Peter Senge Teaches Organizations to Learn 133.0

Systems thinking puts the world together
IMG_2950Peter Senge, author of The Fifth Discipline, considers systems thinking, personal mastery, mental models, shared vision and dialogue as the “core learning capabilities of teams.”

I first read The Fifth Discipline in the 1990s as a pioneering but, I thought, standalone work on the same stream as Just-in-Time (JIT) manufacturing and Total Quality Management (TQM).

I found Peter Senge again when I started blogging on national innovation systems (NIS) and concluded that systems thinking is a common thread in learning for teams and for economies.

The Back Story. Bengt Ake Lundvall, from Denmark, through his studies from 1988 of NIS as the interaction between STI- and DUI-learning, later inferred that the innovative economy is one that is organized for continuously learning.

NIS has Joseph Schumpeter, with his holistic and evolutionary view of economics, i.e the entrepreneur and creative destruction as the source of growth, as its intellectual inspiration.

Evolutionary economics has a leading light in Richard Nelson of Columbia University. Professor Nelson spent his younger days at RAND Corporation whose achievements stem from its development of systems analysis – a holistic view of the world.

Both Lundvall and Nelson are also involved in GLOBELICS, the Global Network on the Economics of Learning, Innovation and Competence-Building Systems. The use of the word ‘system’ as vector in NIS versus the more benign word ‘network’ is often emphasized in the literature.

Professor Lundvall, particularly, has been SYNTHESiST’s inspiration for national innovation systems in nineteen out of 133 posts starting from Post 17. I wrote about Professor Nelson and his foundation book, Technical Change and Economic Theory (1988), in Post 113.

Therefore, the holistic and systems thinking approach run in parallel in America and Europe.

Peter Senge, in 1990, considered systems thinking as the integrating discipline for learning organizations.

The Book. Systems thinking is the fifth discipline. The four other core disciplines are: personal mastery, mental models, shared vision and team learning. Here we quote lengthily from Professor Senge’s book.

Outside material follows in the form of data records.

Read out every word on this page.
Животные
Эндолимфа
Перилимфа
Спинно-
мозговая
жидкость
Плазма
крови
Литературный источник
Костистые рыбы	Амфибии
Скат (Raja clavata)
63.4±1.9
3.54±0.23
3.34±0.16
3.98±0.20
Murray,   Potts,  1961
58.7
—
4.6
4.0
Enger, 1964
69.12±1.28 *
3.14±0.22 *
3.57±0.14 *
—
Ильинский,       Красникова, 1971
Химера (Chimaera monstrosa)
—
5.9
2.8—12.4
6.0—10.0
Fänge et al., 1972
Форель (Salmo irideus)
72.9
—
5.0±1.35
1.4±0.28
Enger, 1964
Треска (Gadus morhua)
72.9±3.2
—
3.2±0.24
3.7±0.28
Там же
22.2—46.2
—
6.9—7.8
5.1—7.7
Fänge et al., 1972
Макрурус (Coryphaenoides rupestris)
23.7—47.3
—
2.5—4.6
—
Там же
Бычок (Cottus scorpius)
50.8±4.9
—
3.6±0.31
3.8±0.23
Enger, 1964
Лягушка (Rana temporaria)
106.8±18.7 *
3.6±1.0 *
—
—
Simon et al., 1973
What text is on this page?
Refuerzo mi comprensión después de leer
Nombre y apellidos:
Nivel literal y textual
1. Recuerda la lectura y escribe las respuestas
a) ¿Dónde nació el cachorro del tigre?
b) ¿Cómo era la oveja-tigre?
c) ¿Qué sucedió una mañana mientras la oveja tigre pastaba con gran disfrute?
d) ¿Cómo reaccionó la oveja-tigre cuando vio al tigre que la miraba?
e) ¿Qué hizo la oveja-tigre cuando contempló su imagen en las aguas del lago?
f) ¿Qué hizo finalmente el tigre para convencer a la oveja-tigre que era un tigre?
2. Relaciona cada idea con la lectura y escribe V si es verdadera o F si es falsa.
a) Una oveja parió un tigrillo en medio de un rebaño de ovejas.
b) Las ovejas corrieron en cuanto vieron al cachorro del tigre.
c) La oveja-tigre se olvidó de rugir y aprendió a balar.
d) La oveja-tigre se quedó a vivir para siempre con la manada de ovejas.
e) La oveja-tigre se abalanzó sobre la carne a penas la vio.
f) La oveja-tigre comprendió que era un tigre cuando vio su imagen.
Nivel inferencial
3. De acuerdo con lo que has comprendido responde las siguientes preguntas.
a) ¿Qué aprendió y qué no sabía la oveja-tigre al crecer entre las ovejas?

Systems thinking is a discipline for seeing whole. It is a framework for seeing interrelationships rather than things, for seeing patterns of change rather than static ‘snapshots.’ It is a set of general principles [and] … specific tools and techniques. [Finally], systems thinking is a sensibility – for the subtle interconnectedness that gives living systems heir unique character.”

Personal mastery is “the discipline of personal growth and learning… [where] learning is expanding the ability to produce the results we truly want in life. Organizations learn only through individuals who learn.”

Mental models are “internal pictures of how the world works. They are active – they shape how we act. They affect what we see. [On one hand], the inertia of deeply entrenched mental models can overwhelm even the best systemic insights. [On the other hand, learning can be accelerated by] bring mental models to the surface and challenging them so they can be improved.”

Shared vision is “a force in peoples heart. At its simplest level, [it] is the answer to the question, ‘What do we want to create?’ [It} provides he focus and energy for learning.”

Team learning is the process of aligning and developing the capacity of a team to create the results its members truly desire. [It] involves mastering the practices of dialogue and discussion. In dialogue, there is a … deep ‘listening’ to one another and suspending of one’s own views. Mastering team learning [is] a critical step in building earning organizations.”

The five disciplines work together as the legs of one stool of organization learning.

The Fifth Dimension is considered by the Harvard Business Review as one of the seminal management books of the past seventy-five years. Like reading the Bible, I found continuing relevance as principle and as tool upon re-reading it recently.

SRTxvsSYNTHESiST and Systems Thinking. The famous aphorism on systems thinking is a subtle dig on the deductive approach of analytics: “one cannot learn about the elephant by cutting it up.”

The SYNTHESiST, as one who synthesizes or puts together, is biased towards the holistic approach though it cannot fully separate itself from its partner, the analyst.

I have two ongoing projects involving innovation and change management: one on corporate culture and another on adjusting to automation and a major increase in client flows due to clustering.

In both cases, I used the learning academy as virtual classroom and GE workout and quality circle techniques to excite ‘thinking together’ and institutionalize Peter Senge concept of learning – as expanding the ability to produce the results we truly want in life.

I hope the seeds planted keep and grow.